Lenders and servicers should also consider what training and compliance support is available from the vendors. Cotality can provide clients with best practices and compliance training to help prepare teams to process map revisions, communicate with borrowers, and handle disputes or escalations. Partnering with the vendor to ensure preparedness is a critical component of a successful strategy, but it’s only the first step.

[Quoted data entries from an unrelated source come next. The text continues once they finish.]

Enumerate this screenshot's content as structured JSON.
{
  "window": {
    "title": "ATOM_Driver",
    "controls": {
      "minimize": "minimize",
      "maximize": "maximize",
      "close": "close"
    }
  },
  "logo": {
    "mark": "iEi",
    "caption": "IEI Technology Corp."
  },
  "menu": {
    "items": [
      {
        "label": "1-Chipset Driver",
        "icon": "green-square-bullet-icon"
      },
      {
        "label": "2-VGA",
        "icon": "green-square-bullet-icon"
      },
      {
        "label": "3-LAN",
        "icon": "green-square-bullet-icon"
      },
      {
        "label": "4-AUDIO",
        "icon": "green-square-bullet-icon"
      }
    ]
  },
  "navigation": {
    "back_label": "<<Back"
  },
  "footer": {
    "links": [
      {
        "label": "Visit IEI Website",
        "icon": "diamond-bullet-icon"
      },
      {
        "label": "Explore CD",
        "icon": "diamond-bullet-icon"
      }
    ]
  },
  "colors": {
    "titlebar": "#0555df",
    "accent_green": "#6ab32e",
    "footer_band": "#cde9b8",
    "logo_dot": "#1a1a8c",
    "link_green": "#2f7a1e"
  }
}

Plan a successful transition

Incorporating new flood maps doesn't have to be stressful. It can be as simple as three steps.

  1. Rely on the experts — the flood determination vendor — to gain insights into where and when flood map revisions are occurring.
  2. Check with your flood determination vendor to ensure the products that you are receiving from them  provide enough protection, and whether life-of-loan monitoring is in place.
  3. Verify the internal and vendor processes in place to handle map revision impacts to both the pipeline and the portfolio.

Lenders and servicers are facing a significant flood map revision that will impact pipelines and portfolios. Prepare for what’s ahead with a little insight from Cotality.